Alzheimer’s risk higher in offspring

August 8, 2008

Alzheimer’s risk higher in offspring

(August 04 2008 at 08:23AM)

By Martha Kerr

According to research presented this week in Chicago at the International Conference on Alzheimer’s Disease, sponsored by the Alzheimer’s Association, having a mother with the disease predisposes her offspring to impaired metabolism of glucose in regions of the brain associated with the disease.

In an interview with Reuters Health, study presenter Dr. Lisa Mosconi said: “What we can do now is to say that children of AD mothers are at higher risk for developing dementia. They need to make sure that they take special care of their health. Part of the key is to focus on controllable risk factors, such as cardiovascular risk factors.”

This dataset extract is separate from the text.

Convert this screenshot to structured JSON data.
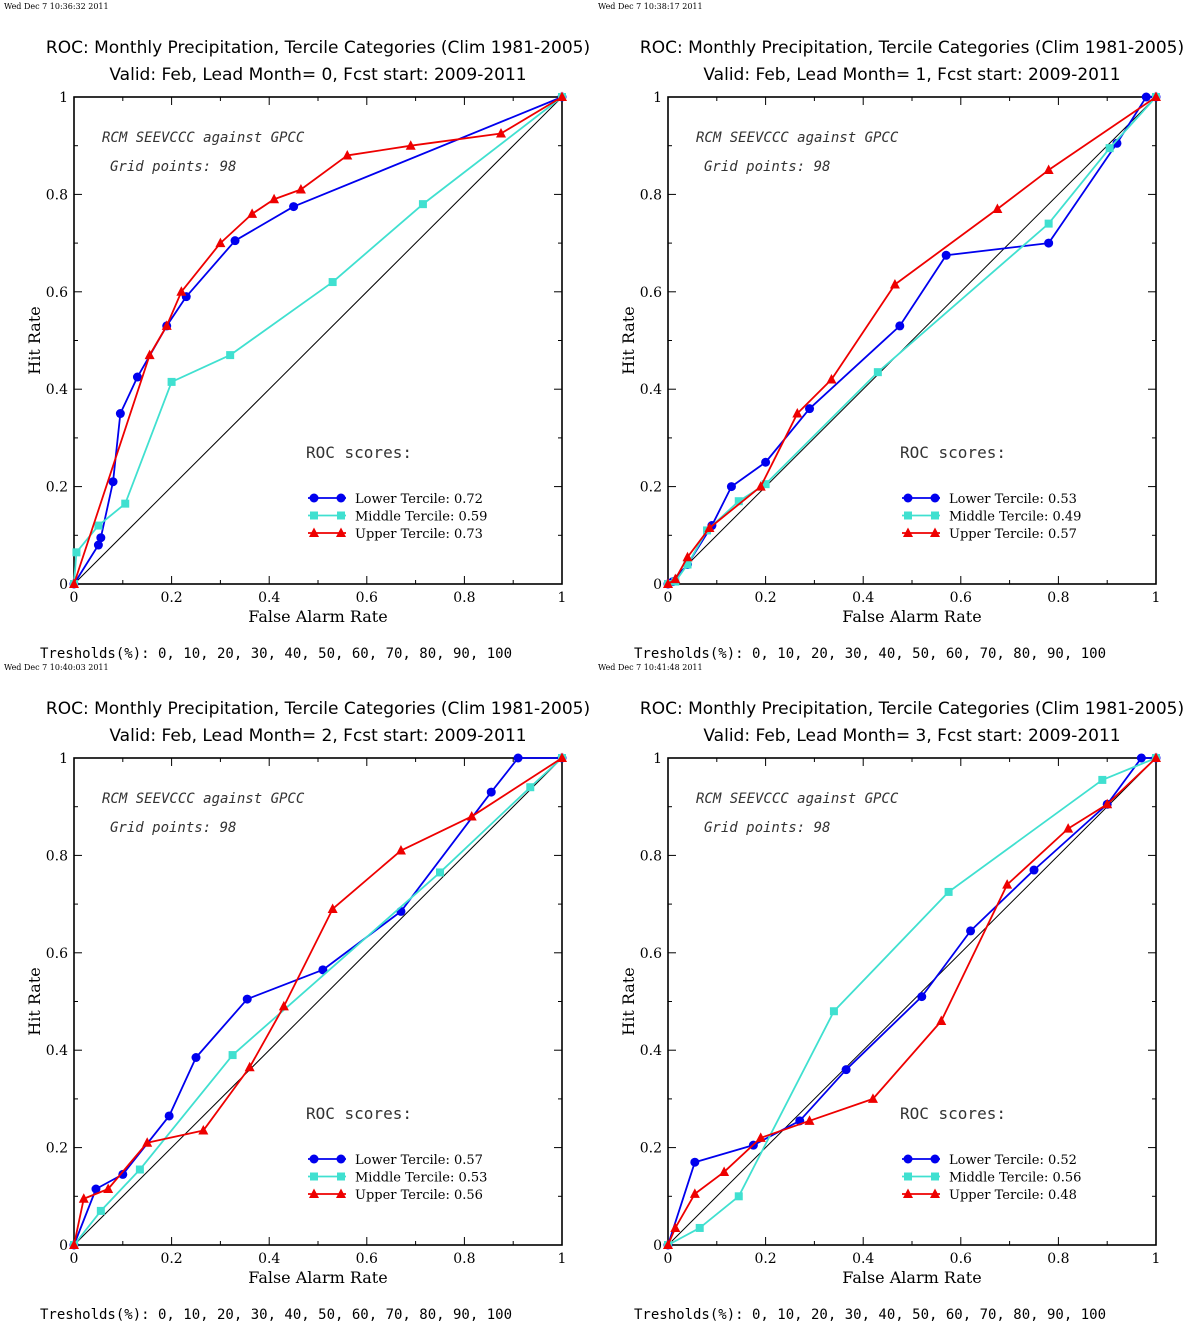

“We are becoming more and more aware of the strong connection between vascular health and brain health,” Mosconi added. “Exercise, a balanced diet, quit smoking, eat food that contains moderate quantities of antioxidants (vitamin C, vitamin E, beta-carotene and selenium) and keep your brain active,” she advised.

In a two-year study, Mosconi and colleagues at New York University Medical Centre measured the rate of brain glucose metabolism in 66 healthy individuals, ranging in age from 50 to 82 years.

For 37 subjects, there was no parental history of AD. Nine had a paternal history of AD and 20 had a maternal history of AD.

According to Mosconi, subjects with a maternal history of AD “…had glucose metabolism deficits in the same brain regions that are typically affected in clinical AD patients, and that are responsible for memory, attention, and language rate reductions.”

During follow-up, subjects with a maternal history of AD showed a significant decline in cerebral metabolic rate in the implicated brain regions.

“Over two years, individuals with an AD-affected mother lost metabolism in their brains almost six times faster than the rest of the subjects,” Mosconi noted.

“By knowing what the problem is, we stand a better chance to treat it,” Mosconi commented. “In AD, metabolic deficits are tightly associated to oxidative stress. Therefore, individuals with an AD-mother and low brain metabolism may particularly benefit from treatments with antioxidants.” She acknowledged that this hypothesis has not been proven.